Advances in technology and increased international fiscal co-operation have made global personal tax compliance initiatives pop up in abundance in recent years. To compound the issue, the Russian invasion of Ukraine and the corresponding economic fallout prompted domestic governments to increase transparency in relation to investments held by wealthy foreign individuals (with a focus on oligarchs).

In the UK, in the context of the cost-of-living crisis, public opinion certainly seems to be in favour of increased accountability for high-net-worth individuals (eg, on 9 October 2022, 63% of Britons surveyed thought that “the rich are not paying enough and their taxes should be increased”).1

HMRC is one of the most sophisticated tax collection authorities in the world and the department is making significant investments in technology in the field of compliance work; they are well placed to take advantage of new international efforts to increase tax compliance, particularly considering the already extensive network of 130 bilateral tax treaties in the UK (the largest in the world).2 The UK was also a founding member of the OECD’s Joint International Taskforce on Shared Intelligence and Collaboration (JITSIC) forum.

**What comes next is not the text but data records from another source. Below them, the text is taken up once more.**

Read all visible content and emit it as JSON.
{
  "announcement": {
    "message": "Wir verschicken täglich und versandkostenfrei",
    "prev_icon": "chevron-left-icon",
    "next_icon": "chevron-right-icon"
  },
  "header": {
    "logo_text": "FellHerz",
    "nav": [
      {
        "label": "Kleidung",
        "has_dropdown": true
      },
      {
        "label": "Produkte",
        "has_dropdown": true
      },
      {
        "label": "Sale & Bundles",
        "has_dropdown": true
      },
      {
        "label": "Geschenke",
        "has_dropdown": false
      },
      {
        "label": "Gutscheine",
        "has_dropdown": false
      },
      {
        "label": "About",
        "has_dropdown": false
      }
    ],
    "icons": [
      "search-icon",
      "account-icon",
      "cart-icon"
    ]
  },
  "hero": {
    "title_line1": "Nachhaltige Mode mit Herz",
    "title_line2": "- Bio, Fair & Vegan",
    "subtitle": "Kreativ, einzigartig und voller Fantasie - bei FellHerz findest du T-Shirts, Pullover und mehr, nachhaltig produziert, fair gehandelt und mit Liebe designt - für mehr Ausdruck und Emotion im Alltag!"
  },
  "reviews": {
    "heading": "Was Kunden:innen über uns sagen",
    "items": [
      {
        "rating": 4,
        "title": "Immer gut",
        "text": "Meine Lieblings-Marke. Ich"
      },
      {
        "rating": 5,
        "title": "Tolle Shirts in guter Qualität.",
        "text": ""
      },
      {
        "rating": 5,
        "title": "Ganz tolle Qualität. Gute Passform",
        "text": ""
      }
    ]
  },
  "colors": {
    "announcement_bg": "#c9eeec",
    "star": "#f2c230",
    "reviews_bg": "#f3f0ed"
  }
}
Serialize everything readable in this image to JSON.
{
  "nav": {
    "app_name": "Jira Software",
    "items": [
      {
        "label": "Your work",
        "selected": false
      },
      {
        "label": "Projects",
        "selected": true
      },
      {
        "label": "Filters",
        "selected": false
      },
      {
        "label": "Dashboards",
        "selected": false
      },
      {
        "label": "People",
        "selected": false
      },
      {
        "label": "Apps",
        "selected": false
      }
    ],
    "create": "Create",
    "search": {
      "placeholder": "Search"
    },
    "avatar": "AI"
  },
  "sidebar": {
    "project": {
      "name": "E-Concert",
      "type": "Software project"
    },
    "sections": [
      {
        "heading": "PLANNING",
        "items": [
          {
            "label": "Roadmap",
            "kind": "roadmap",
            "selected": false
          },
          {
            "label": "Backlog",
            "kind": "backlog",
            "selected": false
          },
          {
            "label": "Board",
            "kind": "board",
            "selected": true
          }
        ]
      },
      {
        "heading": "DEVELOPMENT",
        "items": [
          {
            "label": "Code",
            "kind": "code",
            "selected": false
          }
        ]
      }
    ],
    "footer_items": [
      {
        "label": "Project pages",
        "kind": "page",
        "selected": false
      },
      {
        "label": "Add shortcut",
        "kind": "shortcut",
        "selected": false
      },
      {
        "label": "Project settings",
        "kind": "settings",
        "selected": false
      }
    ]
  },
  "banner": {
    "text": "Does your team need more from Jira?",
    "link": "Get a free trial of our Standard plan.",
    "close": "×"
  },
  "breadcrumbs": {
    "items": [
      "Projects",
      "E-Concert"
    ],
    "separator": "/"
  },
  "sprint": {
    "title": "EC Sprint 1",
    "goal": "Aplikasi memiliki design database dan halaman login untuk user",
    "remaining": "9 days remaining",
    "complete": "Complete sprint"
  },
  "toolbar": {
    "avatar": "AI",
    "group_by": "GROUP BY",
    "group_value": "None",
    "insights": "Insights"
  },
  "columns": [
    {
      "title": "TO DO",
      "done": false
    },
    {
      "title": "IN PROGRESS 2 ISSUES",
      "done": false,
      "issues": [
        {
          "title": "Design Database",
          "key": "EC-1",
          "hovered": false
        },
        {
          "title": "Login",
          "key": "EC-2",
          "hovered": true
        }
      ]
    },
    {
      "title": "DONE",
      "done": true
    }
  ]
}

This article discusses the main developments in support of the increased focus on international transparency and personal tax compliance in the UK. There are other international fiscal initiatives, particularly in the field of corporate taxation, but such initiatives are beyond the scope of this article.

It should be noted that a somewhat piecemeal approach, with constant tinkering makes compliance difficult for the taxpayer and is often criticised for lacking the certainty that a stable tax system needs to thrive.